Here’s the good news. Jesus came to rescue children and lead them into rest. Hebrews 2 tells us,
Hebrews 2:14–15 ESV
Since therefore the children share in flesh and blood, he himself likewise partook of the same things, that through death he might destroy the one who has the power of death, that is, the devil, and deliver all those who through fear of death were subject to lifelong slavery.
We have a high priest in Jesus who understands our weakness. But Jesus is also the faithful son who never rebelled and claimed autonomy from God the Father. Jesus’ death as the only obedient son destroyed the power of death. When He died for our sins, for our rebellion against God’s provision and salvation, he freed us from slavery to the fear of death. He declared, “It is finished” and then He rested on the sabbath.

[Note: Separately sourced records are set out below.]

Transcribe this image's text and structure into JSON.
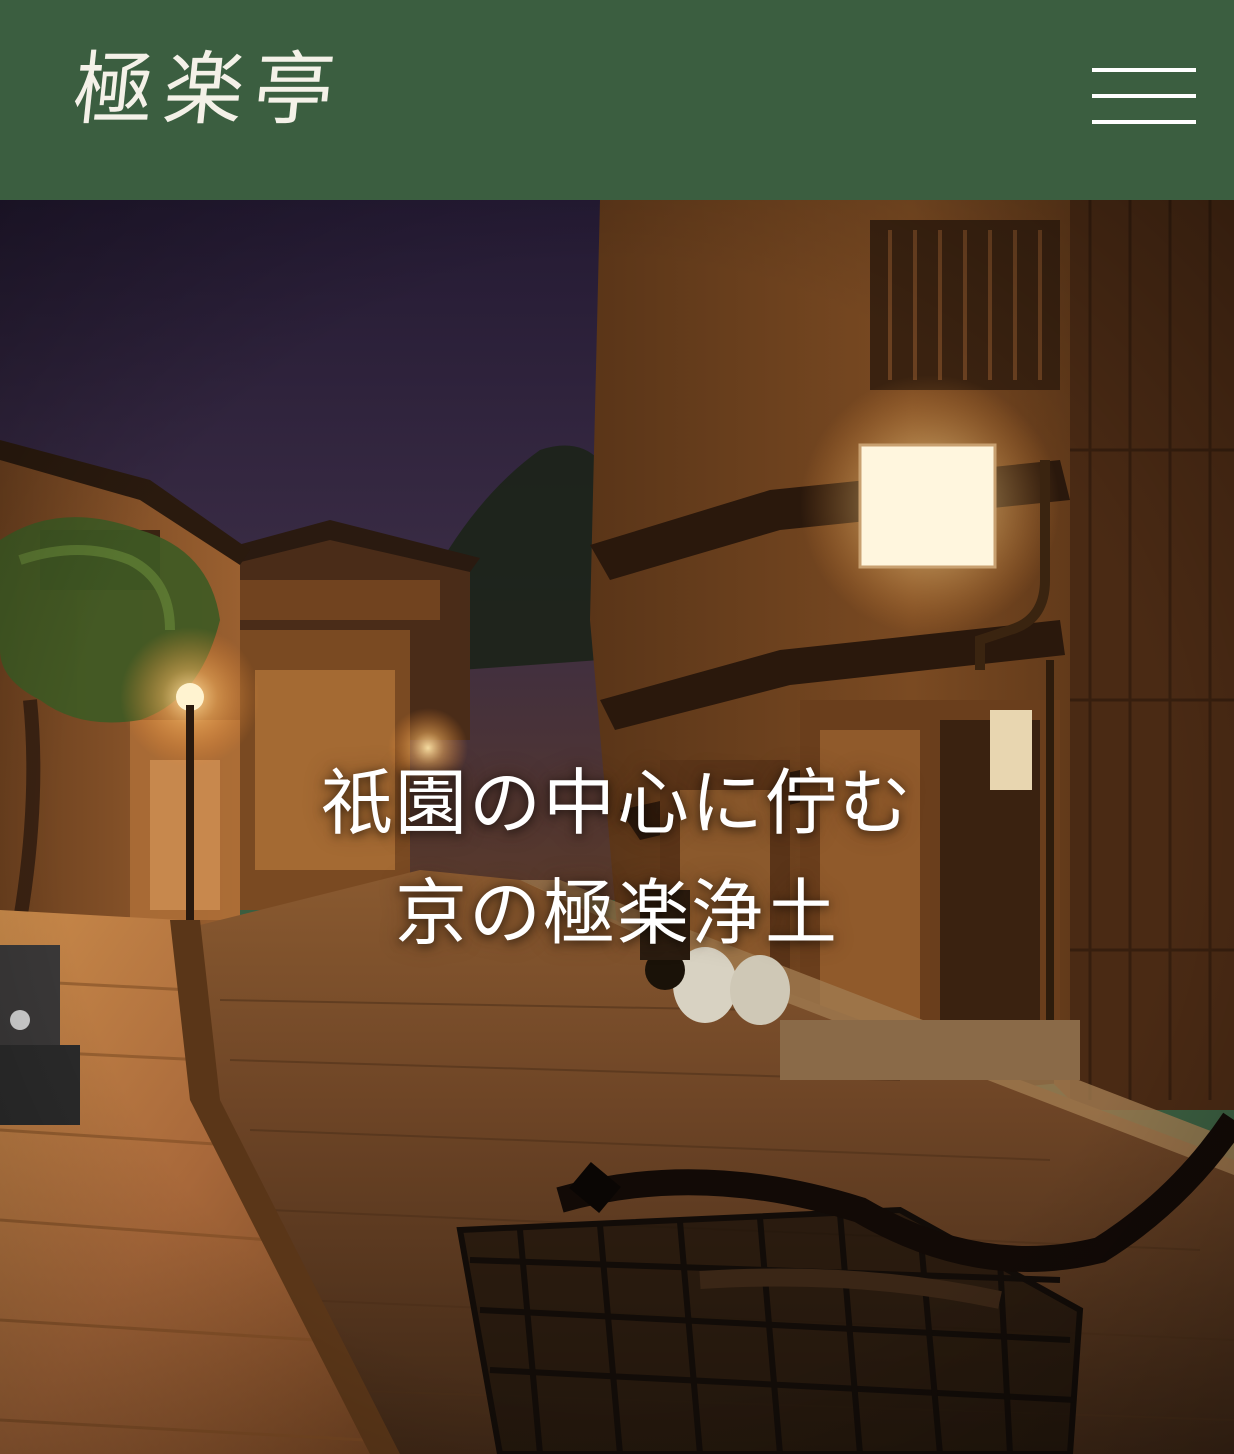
{
  "header": {
    "logo_text": "極楽亭",
    "menu_icon": "hamburger-menu-icon",
    "background_color": "#3b5e40"
  },
  "hero": {
    "image_subject": "kyoto-night-street-photo",
    "headline_line1": "祇園の中心に佇む",
    "headline_line2": "京の極楽浄土"
  }
}
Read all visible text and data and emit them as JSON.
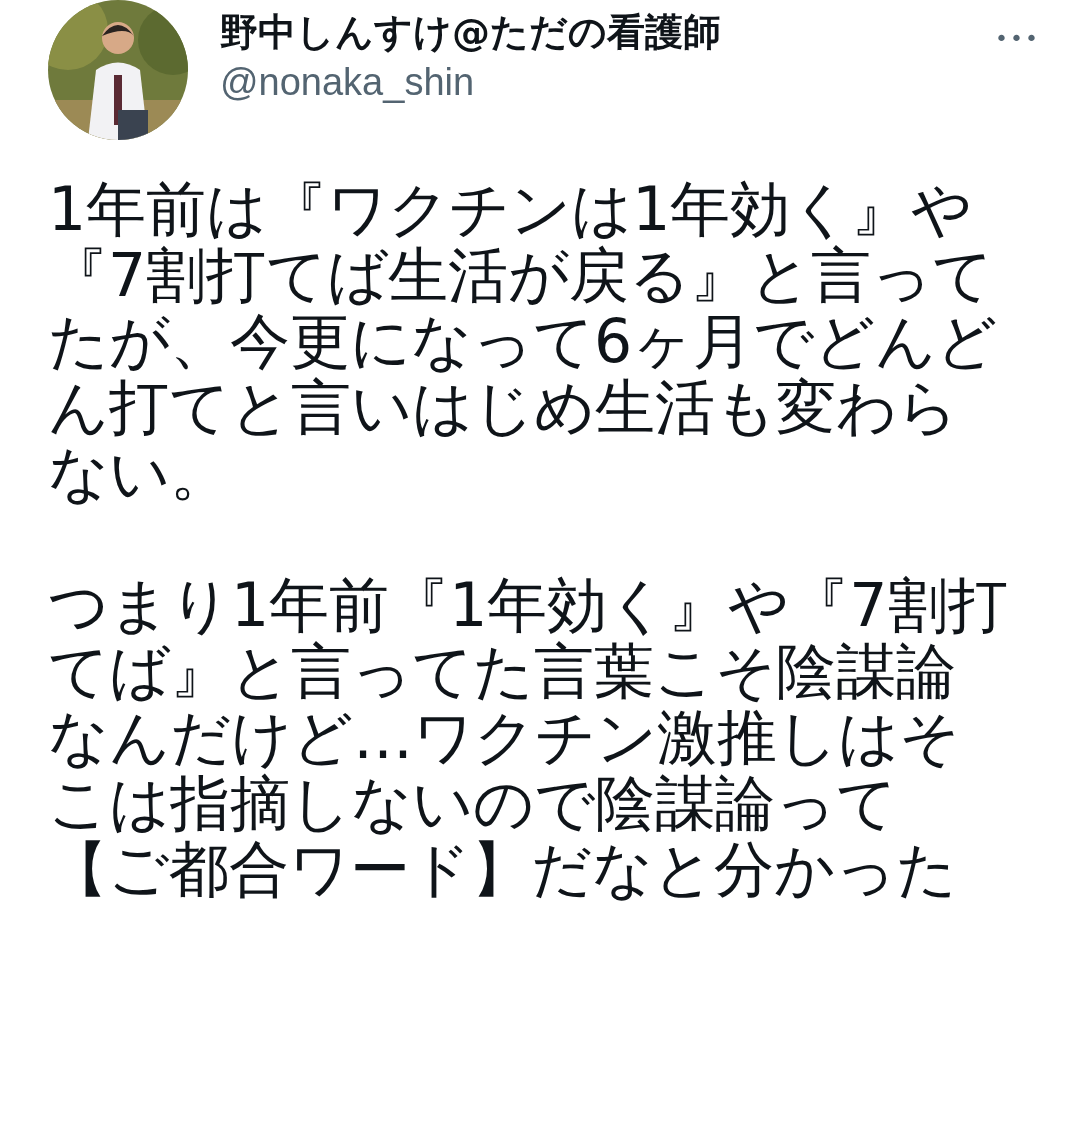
{
  "author": {
    "name": "野中しんすけ@ただの看護師",
    "handle": "@nonaka_shin"
  },
  "more_menu": "•••",
  "paragraphs": [
    "1年前は『ワクチンは1年効く』や『7割打てば生活が戻る』と言ってたが、今更になって6ヶ月でどんどん打てと言いはじめ生活も変わらない。",
    "つまり1年前『1年効く』や『7割打てば』と言ってた言葉こそ陰謀論なんだけど…ワクチン激推しはそこは指摘しないので陰謀論って【ご都合ワード】だなと分かった"
  ]
}
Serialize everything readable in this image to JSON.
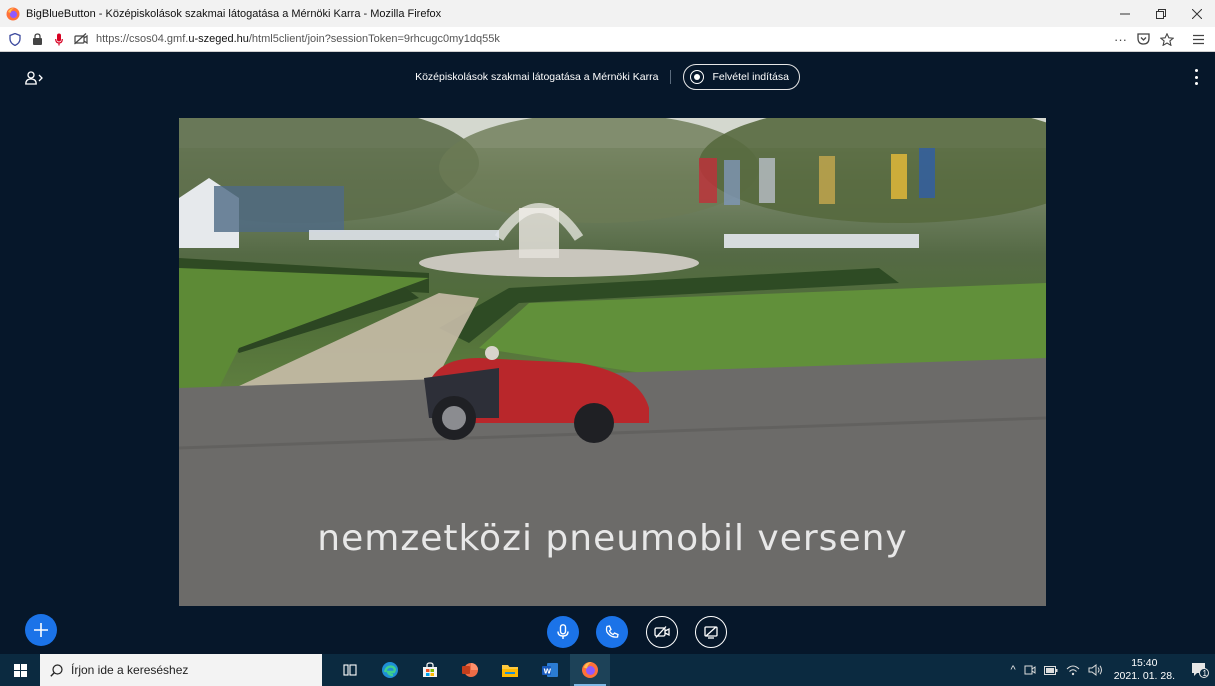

When He rose on the eighth day, it was the beginning of the new creation. Jesus completed the work of salvation, and invites us to join Him in the sabbath of sabbaths, a year of jubilee, the seventh sabbatical year when all the slaves were freed. If your sabbath rhythm does not include breaking the patterns of addiction to distraction and deepening your satisfaction in your identity in Jesus Christ, you’re missing the fullness.
Jesus is the way we enter God’s rest.
Hebrews 4:9–10 ESV
So then, there remains a Sabbath rest for the people of God, for whoever has entered God’s rest has also rested from his works as God did from his.
You don’t work to earn your rest in God. Jesus has completed the work. It is finished. In Christ, you are the child that can run confidently to the throne of the King of the universe, who is now your Father.
Hebrews 4:16 ESV
Let us then with confidence draw near to the throne of grace, that we may receive mercy and find grace to help in time of need.
In Jesus, we have provision and salvation. Come to the table and partake.
Questions for Discussion
What is something you put into practice from last week’s passage, Genesis 1:26-31, and what did God teach you?
Do you have a weekly rhythm that includes sabbath? How is God using that in your life?
What are some patterns that keep us from sabbath rest?
What do we learn about God in our passage?
Did God need to rest? Why does He stop work on the seventh day?
What do we learn about ourselves in this passage?
What is the blessing of the seventh day? In what way is it holy?
In what way does Jesus fulfill God’s purpose for sabbath?
How will you respond to this passage this week?